Salve salve, rapaziada! É, não tem jeito, eu tento escapar da balada infinita mas ela não deixa… vamos recapitular as últimas, a começar pela Cerca Frango de sétimo aniversário. Bom, quem viu, viu. C.A Luz Cósmica cheio de amigos e chegados de várias gerações, extremamente florido, a cerveja de litro não deu nem pro cheiro, tomei um pito do Tato pq não mantive o plano b original das brejas, e durante longos dois minutos e meio a breja não estee gelada. Bem, azeite, nós fazemos o que podemos. De resto, deu tudo tão certo que tiveram que arranjar sarna pra se coçar e silkaram o belo frango feito pela Trianca na mesa de sinuca, o que gerou hilários protestos duma (parte) da galera da Atrética.
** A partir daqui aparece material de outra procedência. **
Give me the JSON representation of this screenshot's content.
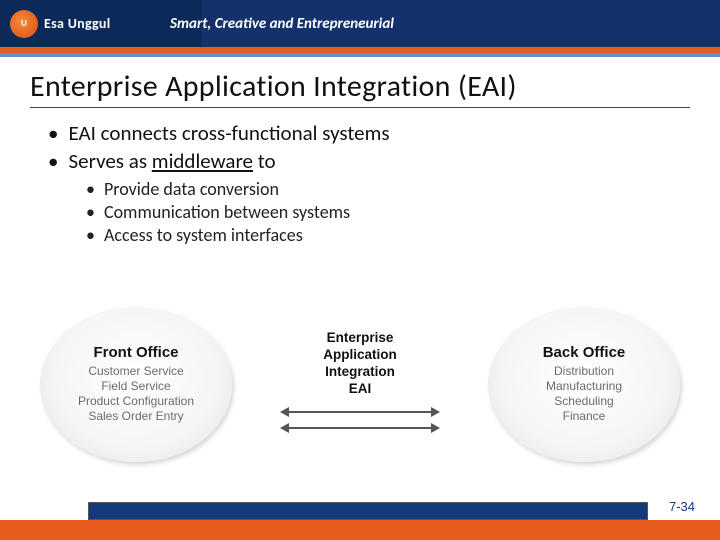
{
  "header": {
    "logo_text": "Esa Unggul",
    "tagline": "Smart, Creative and Entrepreneurial"
  },
  "title": "Enterprise Application Integration (EAI)",
  "bullets": {
    "b1": "EAI connects cross-functional systems",
    "b2_pre": "Serves as ",
    "b2_mid": "middleware",
    "b2_post": " to",
    "sub1": "Provide data conversion",
    "sub2": "Communication between systems",
    "sub3": "Access to system interfaces"
  },
  "diagram": {
    "front": {
      "title": "Front Office",
      "items": [
        "Customer Service",
        "Field Service",
        "Product Configuration",
        "Sales Order Entry"
      ]
    },
    "center": {
      "line1": "Enterprise",
      "line2": "Application",
      "line3": "Integration",
      "abbr": "EAI"
    },
    "back": {
      "title": "Back Office",
      "items": [
        "Distribution",
        "Manufacturing",
        "Scheduling",
        "Finance"
      ]
    }
  },
  "page_number": "7-34"
}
Agora, vejamos, não fiz mais nada notívago até a sexta-feira. Sem um puto no bolso, com o pagamento da Fipe atrasado, não ia rolar colar no aniversário de Daniel Grilli e Veri no Zé Presidente, mas ouvi relatos que foi bom. Meu velho amigo Johnny me ligou e fomos tomar uma gelada honestíssima no Pavão, boteco firmeza perto de casa. Estranhamente tava vazio, e a 1h da manhã o cara do bar, simpático mas que fala uma lingua incompreensível pra mim, falou que tinha que fechar por causa do psiu. Poisé, tá cada vez mais impossível beber uma breja honesta na madrugada em São Paulo. Vai, vota no Kassab bando de panaca!

Inclusive, essa premeditada morte da vida noturna em SP tem, como tudo na vida, oportunidades para os mais espertos. O muy esperto Erick Roza deu uma idéia que pode virar um novo empreendimento da Paulada Produções. Um serviço de disk-breja gelada delivery. Acho que rola, hein…

Enfim, sabadão foi aquela morgação e o Johnny ligou novamente falando pra gente assar uma carninha na casa dele. Chegou uma galera animada, com destaque para os primos figuraças do João, um deles trouxe um SINGLE MALT delicia que tratou de me deixar em um estado quase alucinógeno. Até cigarro eu fumei. Capotei na casa do Johnny mesmo e acordei naquela ressaca braba. Pretendia ficar o resto do domingo frio deitado, mas o Marcel me liga e fala que o tão aguardado JAZZ’N'RIBS ia rolar naquele momento. O que é isso? Então, um grupo de camaradas tão com um projeto de aprender a tocar instrumentos de sopro e fazer uma sonzera. Marcel tá no trombone, Thomaz e Fê ‘Tunico’ Assad no trompete e Penin no sax. Acompanhados de Lulo no baixo, Trops no teclado e Dudu no violão. Quando conseguiram entrosar o CAOS SONORO se transformou numa bela sonzera. Mandaram Chamaleon do Herbie, When the Saints go Marchin’ In e outros standards. Ainda tem muito a aprender, mas esse ENSEMBLE tem futuro. Como prometido, Mau pôs uma garrafa de Red Label na roda, o rango tava superb, picanha, linguiçinha show, queijo coalho, abobrinha e beringela, camaraozinho feito na brasa de um jeito que nunca tinha visto, um salmãozão que ficou sensacional, e como PEÇA DE RESISTÊNCIA, uma costela de porco que ficou durante todo o churrasco dentro do aluminio, cozinhando lentamente. Na hora de tirar o alumínio, ocorreu a APOTEOSE CLIMÁTICA, o Mau derrubou a parada no chão. Claro que ninguém ficou com nojinho de comer depois disso. Cheguei em casa as 3h da matina, completamente estufado e entorpecido de whisky, e lembrei que na segunda não ia haver descanso, pois tinha sido convidado pelo Caju pra mandar um som na festa do Repórter Brasil na Funhouse.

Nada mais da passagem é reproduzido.